We woke up at around 6:30 in the morning. That’s when pilgrims usually wake up. Often the albergues will offer breakfast for around €3-€5, which is usually coffee with toast or cereal. If the albergue doesn’t offer breakfast, there will usually be a bar or cafe somewhere that is open early where you can get coffee and a croissant.
The weather on Day 2 wasn’t good. It rained the whole morning and afternoon. The Camino’s dirt paths become nastily muddy on rainy days. The shoes we wore weren’t waterproof, so they were soaked right through within the first hour of walking.
We stopped by a restaurant called Fuentestrella for lunch at around 12:00, which is earlier than Spanish lunch hours, as Spanish people usually have lunch at around 2:00 in the afternoon. The chef at the restaurant was vegetarian, so they had vegetarian options, which was lucky for us as we are vegetarian. It was easily the best meal we had on our Camino.

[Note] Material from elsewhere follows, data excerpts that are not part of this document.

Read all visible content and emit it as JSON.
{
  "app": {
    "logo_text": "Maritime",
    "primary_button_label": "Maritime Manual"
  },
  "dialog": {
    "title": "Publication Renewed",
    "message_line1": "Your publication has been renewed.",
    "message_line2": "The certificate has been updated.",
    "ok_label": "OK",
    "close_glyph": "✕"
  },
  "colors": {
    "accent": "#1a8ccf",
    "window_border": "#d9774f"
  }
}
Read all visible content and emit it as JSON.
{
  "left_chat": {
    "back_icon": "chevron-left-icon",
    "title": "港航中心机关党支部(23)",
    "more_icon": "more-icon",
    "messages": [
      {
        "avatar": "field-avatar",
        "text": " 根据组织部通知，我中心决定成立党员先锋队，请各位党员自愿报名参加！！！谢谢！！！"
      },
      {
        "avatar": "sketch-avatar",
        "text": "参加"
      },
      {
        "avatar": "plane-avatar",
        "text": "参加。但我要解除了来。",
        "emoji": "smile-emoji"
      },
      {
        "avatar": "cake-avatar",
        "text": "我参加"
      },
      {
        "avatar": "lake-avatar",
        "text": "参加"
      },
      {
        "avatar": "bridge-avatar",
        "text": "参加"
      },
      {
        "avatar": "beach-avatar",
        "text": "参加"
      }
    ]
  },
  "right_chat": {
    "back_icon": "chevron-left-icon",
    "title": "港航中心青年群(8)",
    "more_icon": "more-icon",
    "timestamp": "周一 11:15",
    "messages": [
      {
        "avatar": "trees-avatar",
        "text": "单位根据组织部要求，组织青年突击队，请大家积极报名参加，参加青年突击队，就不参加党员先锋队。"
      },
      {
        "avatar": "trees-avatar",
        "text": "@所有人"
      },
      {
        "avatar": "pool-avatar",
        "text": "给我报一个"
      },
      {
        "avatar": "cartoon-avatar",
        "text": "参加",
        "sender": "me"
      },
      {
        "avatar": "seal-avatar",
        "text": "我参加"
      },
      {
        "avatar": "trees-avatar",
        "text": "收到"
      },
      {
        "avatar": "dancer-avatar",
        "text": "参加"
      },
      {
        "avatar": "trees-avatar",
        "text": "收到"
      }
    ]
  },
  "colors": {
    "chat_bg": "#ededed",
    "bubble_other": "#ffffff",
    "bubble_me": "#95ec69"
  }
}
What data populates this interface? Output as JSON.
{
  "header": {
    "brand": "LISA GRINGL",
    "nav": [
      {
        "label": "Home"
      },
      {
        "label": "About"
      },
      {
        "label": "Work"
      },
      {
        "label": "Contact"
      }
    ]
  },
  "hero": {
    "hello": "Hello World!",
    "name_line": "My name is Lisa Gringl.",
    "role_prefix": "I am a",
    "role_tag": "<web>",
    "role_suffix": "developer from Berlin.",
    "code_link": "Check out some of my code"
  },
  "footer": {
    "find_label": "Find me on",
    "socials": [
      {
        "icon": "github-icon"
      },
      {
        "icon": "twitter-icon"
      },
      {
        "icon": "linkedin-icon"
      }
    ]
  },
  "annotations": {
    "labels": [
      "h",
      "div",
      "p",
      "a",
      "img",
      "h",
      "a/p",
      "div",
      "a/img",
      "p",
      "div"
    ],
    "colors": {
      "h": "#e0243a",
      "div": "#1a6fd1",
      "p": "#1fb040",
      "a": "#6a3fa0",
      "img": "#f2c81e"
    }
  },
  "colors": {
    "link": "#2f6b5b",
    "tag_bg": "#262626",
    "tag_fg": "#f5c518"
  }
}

We didn’t get to Castrojeriz until late afternoon. The rain and mud slowed us down considerably. The first two hotels we went to were fully booked. The third hotel had one last room left.

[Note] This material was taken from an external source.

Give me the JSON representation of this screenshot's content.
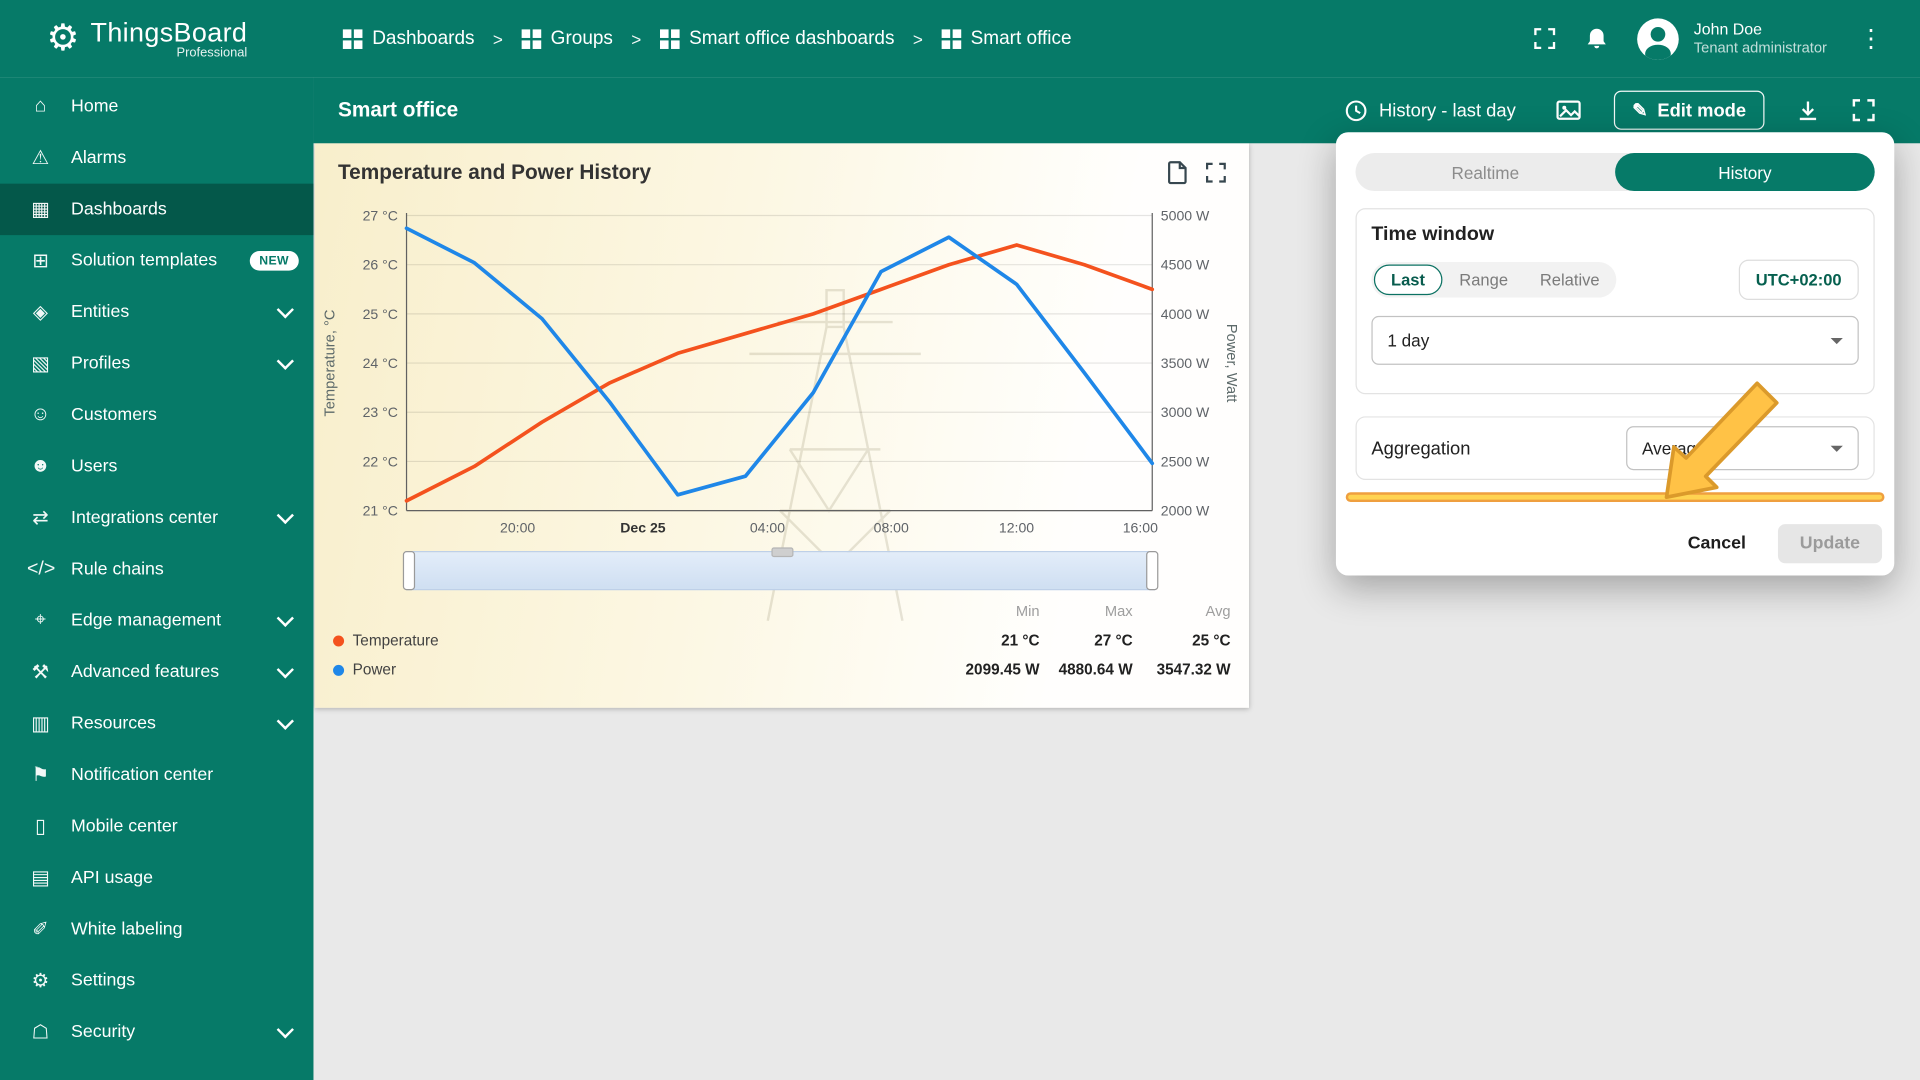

That’s when we found out about “Semana Santa”. The whole village was packed with Spanish people on vacation, and we started to worry about our accommodation for the following days to come. We tried making reservations for the next village within walking distance, but every hotel and hostel was full.
The weather forecast showed that the next day was also going to rain for a bit, and as our gear wasn’t fully waterproof, staying in an alburgue that might not have a blow-dryer wasn’t ideal at all. We had to have some place to stay for the next day.
That’s when we finally gave in. We asked the hotel if staying two nights in a row was possible and told them about our current situation. Very luckily, they had a vacancy! We were incredibly relieved to know that the accommodation was sorted out for the next day.
By 8:30 at night we were both exhausted from head to toe. My feet were aching and very sore, but luckily I didn’t have any blisters. It had been a very long day walking 20 kilometers in the rain on muddy tracks, but we decided that not booking for accommodation on Semana Santa was too risky. We mapped out the villages we were going to stay in for the rest of our Camino and made reservations for accommodation before getting some much needed rest.